Exploring the Clusters
After removing the noise from figure 5, a more focused plot can be created. The graph below shows the clusters DBSCAN identified more closely.
The cluster identified seem to represent domains registered before the query spikes, just as the query spikes are occurring and after the query spikes. Mapping these clusters to the registrars used by each cluster, the below graph was generated.
Enriching the Clusters
Using the recently released OpenGraphiti engine, we built and visualized a semantic network of registration information for both domains belonging to cluster and for domains considered noise. In the case of the domain using a proxy registration service, the domain was not considered. First, the newGOZ domain registrant email addresses were taken from the data set. Then, all the domains registered with those email addresses as registrant email addresses (including ones that were not part of the newGOZ DGA) were identified. Lastly, the registrant name and physical address were added to the data set. The first graph below shows the registrants of the noise domains not using a proxy registration service.
From left to right the node types are, registrar, domain name, registrant email address, registrant name, and registrant physical address. The registrant email addresses of these noise domains map to single registrant names (which map to single registrant physical addresses). Each registrant has one name and each email address belongs to one person.
Inspecting registration information of the domains belonging to clusters identified by DBSCAN (again ignoring proxy registrations), it seems registrants have much less consistent identities. While registrant name to physical addresses remained a 1:1 ratio, name to email address relationships were found to be 1:1, many-to-one, and one-to-many. These email and name sharing relationships between the registrants of cluster domains is shown below.
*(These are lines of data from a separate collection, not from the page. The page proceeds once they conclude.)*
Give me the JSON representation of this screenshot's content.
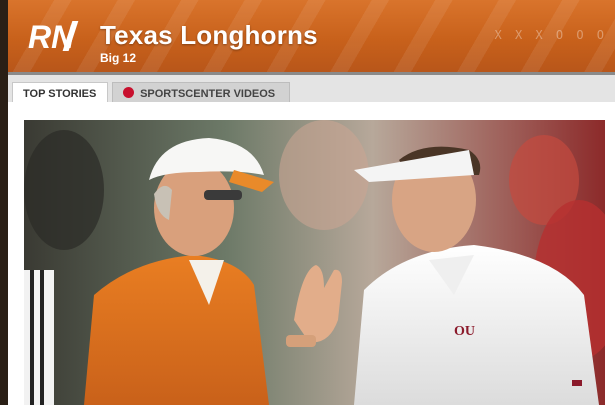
{
  "header": {
    "logo_text": "RN",
    "team_name": "Texas Longhorns",
    "conference": "Big 12",
    "decoration": "X X X O O O"
  },
  "tabs": [
    {
      "label": "Top Stories",
      "active": true
    },
    {
      "label": "SportsCenter Videos",
      "active": false,
      "icon": "sportscenter-logo-icon"
    }
  ],
  "colors": {
    "header_orange": "#d9742c",
    "tab_active_bg": "#ffffff",
    "tab_inactive_bg": "#d2d2d2",
    "texas_orange": "#e07a1f",
    "oklahoma_crimson": "#8b1a2b"
  },
  "photo": {
    "icon": "story-photo-image"
  }
}
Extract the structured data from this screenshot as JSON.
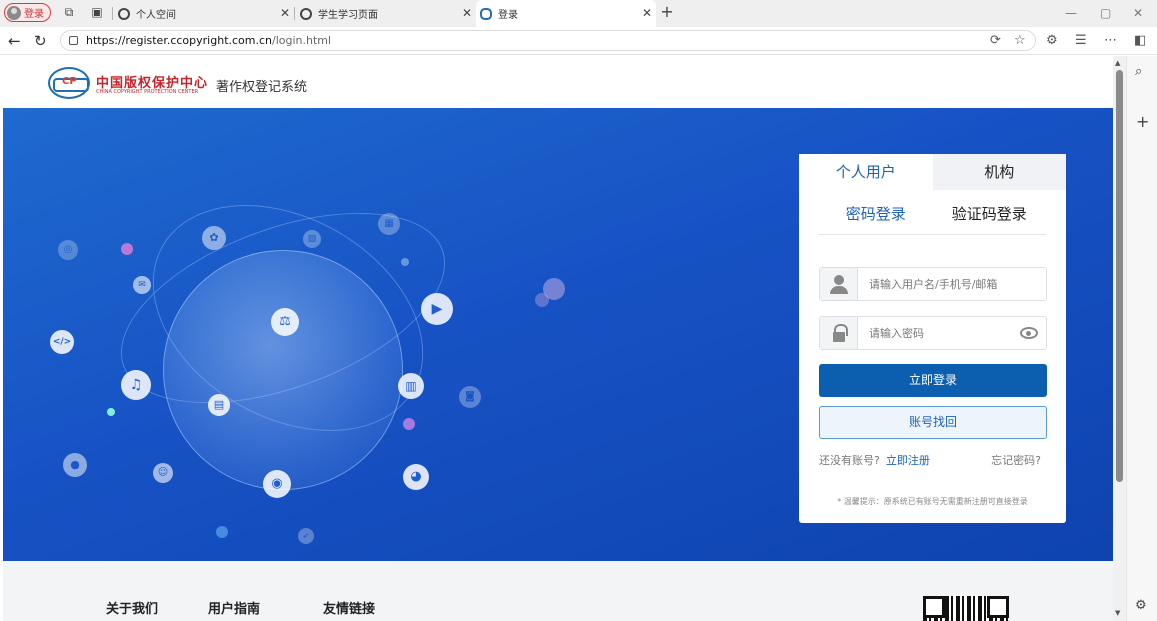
{
  "browser": {
    "profile_label": "登录",
    "tabs": [
      {
        "title": "个人空间"
      },
      {
        "title": "学生学习页面"
      },
      {
        "title": "登录"
      }
    ],
    "url_domain": "https://register.ccopyright.com.cn",
    "url_path": "/login.html"
  },
  "header": {
    "brand_cn": "中国版权保护中心",
    "brand_en": "CHINA COPYRIGHT PROTECTION CENTER",
    "system_name": "著作权登记系统"
  },
  "login": {
    "user_tabs": [
      "个人用户",
      "机构"
    ],
    "method_tabs": [
      "密码登录",
      "验证码登录"
    ],
    "username_placeholder": "请输入用户名/手机号/邮箱",
    "password_placeholder": "请输入密码",
    "login_button": "立即登录",
    "recover_button": "账号找回",
    "no_account_text": "还没有账号?",
    "register_link": "立即注册",
    "forgot_link": "忘记密码?",
    "tip": "* 温馨提示：原系统已有账号无需重新注册可直接登录"
  },
  "footer": {
    "links": [
      "关于我们",
      "用户指南",
      "友情链接"
    ]
  },
  "colors": {
    "primary": "#0c5fae",
    "banner": "#1752c4",
    "brand_red": "#c8242b"
  }
}
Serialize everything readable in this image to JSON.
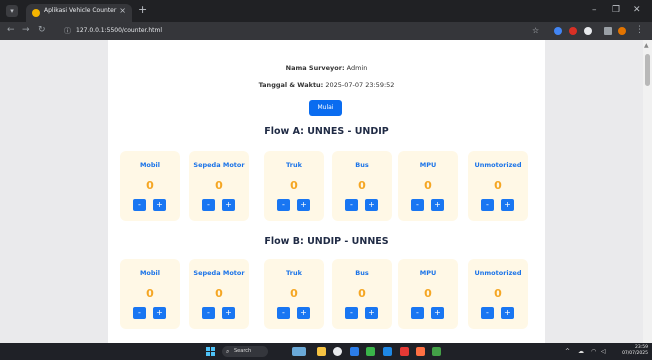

The node types depicted above take the same structure as figure 8 where nodes (from left to right) represent the registrar used, the newGOZ domain, the email address used by the registrant, the registrant’s name and the physical address of the registrant.
Putting It All Together
My intuition tells me that patterns in registration to query spike time do not generally occur in non-DGA co-occurring domains, but we have yet to prove this theory. In the case of newGOZ we were able to identify a distinct pattern in registration information of domains with significant (clusters) registration to query spike time deltas that was not present in the registration information of domains with registration to query spike time deltas considered noise. We will keep you posted as we further investigate this pattern.